In the Asia-Pacific region, total remittances in 2022 were estimated at $134 billion, up 0.75% on-year. In comparison, global remittances in 2022 were estimated at $794 billion, up 1.7% on-year.
“Remittance flows to developing regions were shaped by several factors in 2022. Besides the determination of migrants to help their families back home, a gradual reopening of various sectors in host countries’ economies expanded many migrants’ income and employment situation,” said the report brief.
On the other hand, rising consumer prices, volatile currency exchange rates, and scarcity of foreign exchange and multiple exchange rates weighed on the remittance flow, the report says.
The International Monetary Fund (IMF) defines remittance as a part of earnings migrant workers take from their income and send home in the form of either cash or goods to support their families. For several particular nations, remittance represents the largest source of foreign income.
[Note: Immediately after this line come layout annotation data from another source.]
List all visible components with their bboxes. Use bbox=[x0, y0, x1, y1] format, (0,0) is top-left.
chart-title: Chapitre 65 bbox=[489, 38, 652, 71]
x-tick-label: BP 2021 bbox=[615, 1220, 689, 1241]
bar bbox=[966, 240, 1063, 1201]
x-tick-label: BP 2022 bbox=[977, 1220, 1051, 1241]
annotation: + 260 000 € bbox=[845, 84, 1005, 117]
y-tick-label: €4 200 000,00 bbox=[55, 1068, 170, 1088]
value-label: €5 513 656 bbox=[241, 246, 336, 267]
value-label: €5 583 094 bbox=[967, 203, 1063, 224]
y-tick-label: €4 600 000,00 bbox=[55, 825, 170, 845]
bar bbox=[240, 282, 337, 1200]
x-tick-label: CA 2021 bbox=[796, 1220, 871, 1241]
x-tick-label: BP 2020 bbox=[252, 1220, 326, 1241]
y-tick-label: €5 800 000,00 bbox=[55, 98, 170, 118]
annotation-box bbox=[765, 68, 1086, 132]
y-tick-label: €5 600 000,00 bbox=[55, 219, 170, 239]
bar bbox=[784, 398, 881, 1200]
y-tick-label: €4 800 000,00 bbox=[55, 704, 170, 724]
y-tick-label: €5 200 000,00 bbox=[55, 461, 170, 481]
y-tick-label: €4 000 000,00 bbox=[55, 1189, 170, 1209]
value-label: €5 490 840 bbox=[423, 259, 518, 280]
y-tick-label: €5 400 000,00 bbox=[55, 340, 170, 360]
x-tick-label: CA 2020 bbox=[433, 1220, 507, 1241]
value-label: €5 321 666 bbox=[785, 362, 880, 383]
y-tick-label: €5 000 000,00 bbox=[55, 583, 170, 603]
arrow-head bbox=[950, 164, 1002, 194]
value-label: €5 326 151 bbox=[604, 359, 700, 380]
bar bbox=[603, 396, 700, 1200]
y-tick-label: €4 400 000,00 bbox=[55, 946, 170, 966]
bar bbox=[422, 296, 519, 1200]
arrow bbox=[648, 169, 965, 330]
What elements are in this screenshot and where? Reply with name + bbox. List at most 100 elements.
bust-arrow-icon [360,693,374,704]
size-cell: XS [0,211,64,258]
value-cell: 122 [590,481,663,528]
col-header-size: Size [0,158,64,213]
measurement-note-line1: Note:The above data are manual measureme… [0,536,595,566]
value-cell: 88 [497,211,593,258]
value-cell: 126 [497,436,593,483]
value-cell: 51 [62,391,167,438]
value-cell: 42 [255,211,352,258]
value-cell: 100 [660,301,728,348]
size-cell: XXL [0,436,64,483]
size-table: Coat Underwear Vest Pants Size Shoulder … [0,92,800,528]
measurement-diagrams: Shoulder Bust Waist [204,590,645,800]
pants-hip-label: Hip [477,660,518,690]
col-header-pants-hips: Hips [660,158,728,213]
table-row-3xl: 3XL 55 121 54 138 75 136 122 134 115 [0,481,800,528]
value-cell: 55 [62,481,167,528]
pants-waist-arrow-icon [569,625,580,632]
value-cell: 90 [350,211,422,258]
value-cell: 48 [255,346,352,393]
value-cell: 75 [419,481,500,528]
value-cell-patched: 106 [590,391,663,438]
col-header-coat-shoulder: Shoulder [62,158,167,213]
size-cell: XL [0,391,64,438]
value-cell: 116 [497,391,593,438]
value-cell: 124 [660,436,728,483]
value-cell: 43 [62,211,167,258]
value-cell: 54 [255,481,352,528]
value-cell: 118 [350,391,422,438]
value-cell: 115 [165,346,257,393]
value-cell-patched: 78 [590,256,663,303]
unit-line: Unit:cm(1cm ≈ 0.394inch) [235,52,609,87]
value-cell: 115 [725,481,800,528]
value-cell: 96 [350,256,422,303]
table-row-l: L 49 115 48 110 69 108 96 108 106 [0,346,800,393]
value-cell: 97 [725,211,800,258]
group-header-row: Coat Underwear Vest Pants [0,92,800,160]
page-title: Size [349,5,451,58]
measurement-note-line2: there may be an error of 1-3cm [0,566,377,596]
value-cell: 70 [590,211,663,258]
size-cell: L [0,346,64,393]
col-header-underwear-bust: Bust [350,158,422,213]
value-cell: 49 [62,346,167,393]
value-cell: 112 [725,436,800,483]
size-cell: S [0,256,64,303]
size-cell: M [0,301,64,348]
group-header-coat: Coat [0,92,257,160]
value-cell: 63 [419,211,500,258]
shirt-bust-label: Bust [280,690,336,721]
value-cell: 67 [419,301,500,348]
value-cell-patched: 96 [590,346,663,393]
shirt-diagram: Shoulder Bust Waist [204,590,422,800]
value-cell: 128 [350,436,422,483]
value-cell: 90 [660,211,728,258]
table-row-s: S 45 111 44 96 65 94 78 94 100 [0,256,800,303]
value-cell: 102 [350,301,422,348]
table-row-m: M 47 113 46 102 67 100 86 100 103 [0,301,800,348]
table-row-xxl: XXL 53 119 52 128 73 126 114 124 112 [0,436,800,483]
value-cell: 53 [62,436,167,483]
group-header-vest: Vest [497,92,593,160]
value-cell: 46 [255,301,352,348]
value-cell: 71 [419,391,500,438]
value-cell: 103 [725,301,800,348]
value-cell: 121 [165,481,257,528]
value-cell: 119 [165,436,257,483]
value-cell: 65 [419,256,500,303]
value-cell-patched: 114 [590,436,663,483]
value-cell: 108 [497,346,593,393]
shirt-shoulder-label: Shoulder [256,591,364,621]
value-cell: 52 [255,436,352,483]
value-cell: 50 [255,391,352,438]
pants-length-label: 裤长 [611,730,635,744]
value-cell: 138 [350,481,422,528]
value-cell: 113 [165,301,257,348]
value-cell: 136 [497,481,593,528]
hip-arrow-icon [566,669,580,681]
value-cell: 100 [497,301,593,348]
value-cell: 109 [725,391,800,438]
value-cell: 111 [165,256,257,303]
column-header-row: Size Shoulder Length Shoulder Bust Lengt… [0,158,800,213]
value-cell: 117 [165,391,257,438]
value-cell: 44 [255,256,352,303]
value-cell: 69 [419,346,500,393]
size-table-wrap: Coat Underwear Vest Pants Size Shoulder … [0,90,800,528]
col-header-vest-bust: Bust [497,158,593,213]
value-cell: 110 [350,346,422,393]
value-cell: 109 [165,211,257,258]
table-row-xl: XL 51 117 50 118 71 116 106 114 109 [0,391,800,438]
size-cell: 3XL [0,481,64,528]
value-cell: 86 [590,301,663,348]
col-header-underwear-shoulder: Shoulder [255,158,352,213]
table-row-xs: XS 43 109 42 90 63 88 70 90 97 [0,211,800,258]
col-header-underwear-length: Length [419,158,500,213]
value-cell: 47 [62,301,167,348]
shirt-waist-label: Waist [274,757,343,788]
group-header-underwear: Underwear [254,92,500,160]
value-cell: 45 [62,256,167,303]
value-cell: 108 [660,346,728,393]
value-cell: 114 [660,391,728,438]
According to the State Bank of Vietnam’s HCM City-based office, the remittances increased by 10-20% on-year in the pre-Tet season after having been dragged down by the global economic crisis. The annual growth rate in previous years was at 10-15% on average.
"The flow of remittances to Vietnam remains positive as the nation has developed good business conditions and incentives for Vietnamese abroad," said economist Vu Dinh Anh.
"Changes in the business environment and macroeconomic stability are the key factors encouraging overseas Vietnamese to transfer their assets and money back home," he said.
Nguyen Tri Hieu, an economic and financial expert, said remittances are important sources to help Vietnam with socio-economic development and monetary management.
“Remittance recipients may want to sell foreign currencies for Vietnam dong,” Hieu said, referring to Vietnam’s anti-dollarization policy.
"They can deposit their money in banks to get high interest rates, use it to finance their businesses or buy goods and services," he said, adding that this may reduce pressure on the VND-US dollar exchange rate.